Jak zaznacza, duży odsetek (od 48 do 64 proc.) zadeklarowanych wegetarian jednak je ryby, drób, nawet inne mięso, co można sugerować znaczący wpływ czynników środowiskowych lub genetycznych na ich żywienie.
„Wydaje się, że więcej osób chciałoby być wegetarianami, niż faktycznie nimi jest. Uważamy, że działa tutaj jakiś silny czynnik, który zwykle jest pomijany” – mówi naukowiec.
Aby sprawdzić znaczenie genetyki, badacze przeanalizowali dane na temat ponad 5 tys. osób ściśle przestrzegających wegetariańskiej diety oraz prawie 300 tys. żywiących się na różne sposoby. Dane pochodziły ze znanego projektu UK Biobank.
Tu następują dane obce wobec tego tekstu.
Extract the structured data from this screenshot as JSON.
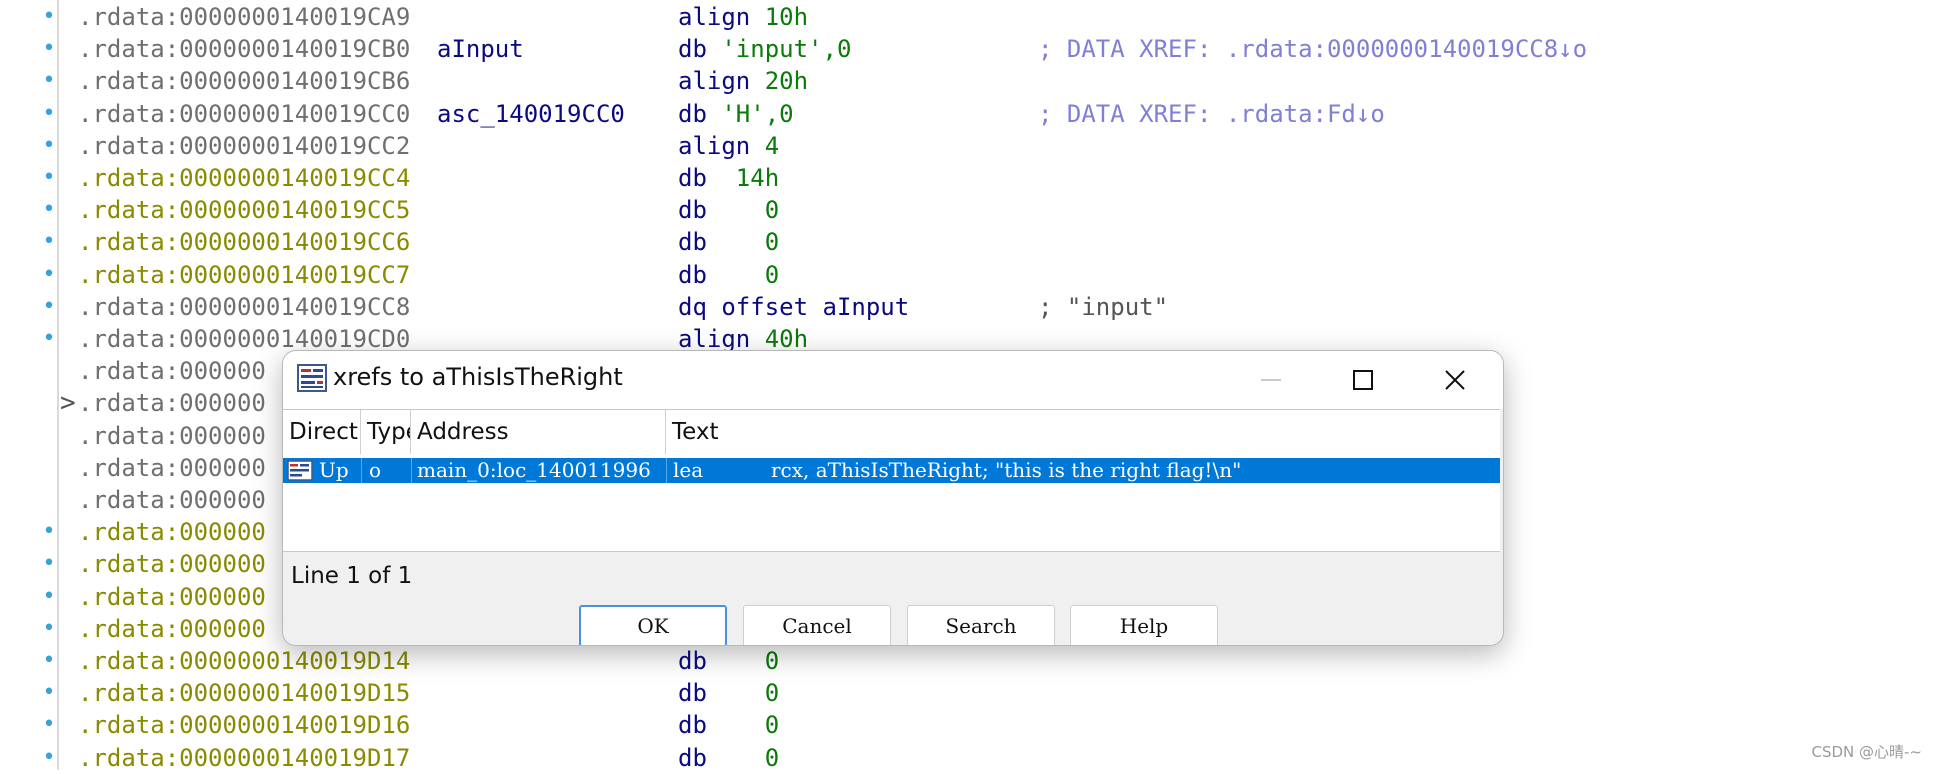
{
  "listing": {
    "rows": [
      {
        "marker": "•",
        "addr": ".rdata:0000000140019CA9",
        "addr_color": "gray",
        "label": "",
        "op": "align",
        "args": "10h",
        "args_kind": "num",
        "comment": ""
      },
      {
        "marker": "•",
        "addr": ".rdata:0000000140019CB0",
        "addr_color": "gray",
        "label": "aInput",
        "op": "db",
        "args": "'input',0",
        "args_kind": "str",
        "comment": "; DATA XREF: .rdata:0000000140019CC8↓o"
      },
      {
        "marker": "•",
        "addr": ".rdata:0000000140019CB6",
        "addr_color": "gray",
        "label": "",
        "op": "align",
        "args": "20h",
        "args_kind": "num",
        "comment": ""
      },
      {
        "marker": "•",
        "addr": ".rdata:0000000140019CC0",
        "addr_color": "gray",
        "label": "asc_140019CC0",
        "op": "db",
        "args": "'H',0",
        "args_kind": "str",
        "comment": "; DATA XREF: .rdata:Fd↓o"
      },
      {
        "marker": "•",
        "addr": ".rdata:0000000140019CC2",
        "addr_color": "gray",
        "label": "",
        "op": "align",
        "args": "4",
        "args_kind": "num",
        "comment": ""
      },
      {
        "marker": "•",
        "addr": ".rdata:0000000140019CC4",
        "addr_color": "olive",
        "label": "",
        "op": "db",
        "args": " 14h",
        "args_kind": "num",
        "comment": ""
      },
      {
        "marker": "•",
        "addr": ".rdata:0000000140019CC5",
        "addr_color": "olive",
        "label": "",
        "op": "db",
        "args": "   0",
        "args_kind": "num",
        "comment": ""
      },
      {
        "marker": "•",
        "addr": ".rdata:0000000140019CC6",
        "addr_color": "olive",
        "label": "",
        "op": "db",
        "args": "   0",
        "args_kind": "num",
        "comment": ""
      },
      {
        "marker": "•",
        "addr": ".rdata:0000000140019CC7",
        "addr_color": "olive",
        "label": "",
        "op": "db",
        "args": "   0",
        "args_kind": "num",
        "comment": ""
      },
      {
        "marker": "•",
        "addr": ".rdata:0000000140019CC8",
        "addr_color": "gray",
        "label": "",
        "op": "dq offset",
        "args": "aInput",
        "args_kind": "name",
        "comment": "; \"input\""
      },
      {
        "marker": "•",
        "addr": ".rdata:0000000140019CD0",
        "addr_color": "gray",
        "label": "",
        "op": "align",
        "args": "40h",
        "args_kind": "num",
        "comment": ""
      },
      {
        "marker": "",
        "addr": ".rdata:000000",
        "addr_color": "gray",
        "label": "",
        "op": "",
        "args": "",
        "args_kind": "num",
        "comment": ""
      },
      {
        "marker": ">",
        "addr": ".rdata:000000",
        "addr_color": "gray",
        "label": "",
        "op": "",
        "args": "",
        "args_kind": "num",
        "comment": ""
      },
      {
        "marker": "",
        "addr": ".rdata:000000",
        "addr_color": "gray",
        "label": "",
        "op": "",
        "args": "",
        "args_kind": "num",
        "comment": ""
      },
      {
        "marker": "",
        "addr": ".rdata:000000",
        "addr_color": "gray",
        "label": "",
        "op": "",
        "args": "",
        "args_kind": "num",
        "comment": ""
      },
      {
        "marker": "",
        "addr": ".rdata:000000",
        "addr_color": "gray",
        "label": "",
        "op": "",
        "args": "",
        "args_kind": "num",
        "comment": ""
      },
      {
        "marker": "•",
        "addr": ".rdata:000000",
        "addr_color": "olive",
        "label": "",
        "op": "",
        "args": "",
        "args_kind": "num",
        "comment": ""
      },
      {
        "marker": "•",
        "addr": ".rdata:000000",
        "addr_color": "olive",
        "label": "",
        "op": "",
        "args": "",
        "args_kind": "num",
        "comment": ""
      },
      {
        "marker": "•",
        "addr": ".rdata:000000",
        "addr_color": "olive",
        "label": "",
        "op": "",
        "args": "",
        "args_kind": "num",
        "comment": ""
      },
      {
        "marker": "•",
        "addr": ".rdata:000000",
        "addr_color": "olive",
        "label": "",
        "op": "",
        "args": "",
        "args_kind": "num",
        "comment": ""
      },
      {
        "marker": "•",
        "addr": ".rdata:0000000140019D14",
        "addr_color": "olive",
        "label": "",
        "op": "db",
        "args": "   0",
        "args_kind": "num",
        "comment": ""
      },
      {
        "marker": "•",
        "addr": ".rdata:0000000140019D15",
        "addr_color": "olive",
        "label": "",
        "op": "db",
        "args": "   0",
        "args_kind": "num",
        "comment": ""
      },
      {
        "marker": "•",
        "addr": ".rdata:0000000140019D16",
        "addr_color": "olive",
        "label": "",
        "op": "db",
        "args": "   0",
        "args_kind": "num",
        "comment": ""
      },
      {
        "marker": "•",
        "addr": ".rdata:0000000140019D17",
        "addr_color": "olive",
        "label": "",
        "op": "db",
        "args": "   0",
        "args_kind": "num",
        "comment": ""
      }
    ]
  },
  "dialog": {
    "title": "xrefs to aThisIsTheRight",
    "columns": {
      "direction": "Direction",
      "type": "Type",
      "address": "Address",
      "text": "Text"
    },
    "selected_row": {
      "direction": "Up",
      "type": "o",
      "address": "main_0:loc_140011996",
      "mnemonic": "lea",
      "operands": "rcx, aThisIsTheRight; \"this is the right flag!\\n\""
    },
    "status": "Line 1 of 1",
    "buttons": {
      "ok": "OK",
      "cancel": "Cancel",
      "search": "Search",
      "help": "Help"
    }
  },
  "watermark": "CSDN @心晴-~",
  "colors": {
    "selection": "#0078d7",
    "marker_blue": "#3aa0e0",
    "addr_gray": "#6f6f6f",
    "addr_olive": "#8a8a00",
    "keyword_navy": "#0a0a80",
    "number_green": "#0a7a0a",
    "comment_blue": "#7f7fd6"
  }
}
Analiza wskazała na trzy geny ściśle powiązane z wegetarianizmem i 31 takich, które mogą być potencjalnie z nim powiązane. Kilka z nich, w tym dwa z najważniejszej trójki mają związek z metabolizmem tłuszczów i pracą mózgu.
„Jednym z obszarów, w których produkty roślinne różnią się od mięsa, są złożone lipidy” – wyjaśnia prof. Yaseen.
„Podejrzewam, że w mięsie mogą być obecne składniki lipidowe, których niektóre osoby potrzebują. Jeśli czyjaś genetyka sprzyja wegetarianizmowi, osoba taka jest w stanie endogennie syntetyzować te składniki. Jednak obecnie jest to jedynie spekulacja i konieczne jest wykonanie znacznie więcej badań, aby zrozumieć fizjologię wegetarianizmu” – podkreśla.
Badacze zwracają uwagę, że np. w USA, tylko od 3 do 4 proc. ludzie jest wegetarianami.
Twierdzą, że wielu ludzi do mięsa mogło się przy tym po prostu przyzwyczaić, podobnie jak niektórzy się przyzwyczajają do kawy czy alkoholu.
Mimo, że na początku te używki im nie smakują, później mogą mieć kłopot z ich odstawieniem.
Geny mogą mieć w tym kontekście kluczowe znaczenie.
„Myślę, że z mięsem jest podobnie. Być może istnieje pewien składnik - spekuluję, że może to być składnik lipidowy - który sprawia, że ktoś potrzebuje mięsa i odczuwa pragnienie, aby je jeść” – mówi prof. Yaseen.
Co zatem z motywami etycznymi czy religijnymi wegetarianizmu?
„Choć względy religijne i moralne z pewnością odgrywają główną rolę motywującą do przyjęcia diety wegetariańskiej, nasze dane sugerują, że zdolność do jej przestrzegania jest ograniczona genetycznie. Mamy nadzieję, że przyszłe badania doprowadzą do lepszego zrozumienia różnic fizjologicznych między wegetarianami i niewegetarianami, umożliwiając nam dostarczanie spersonalizowanych zaleceń dietetycznych i produkcję lepszych substytutów mięsa” – mówi naukowiec.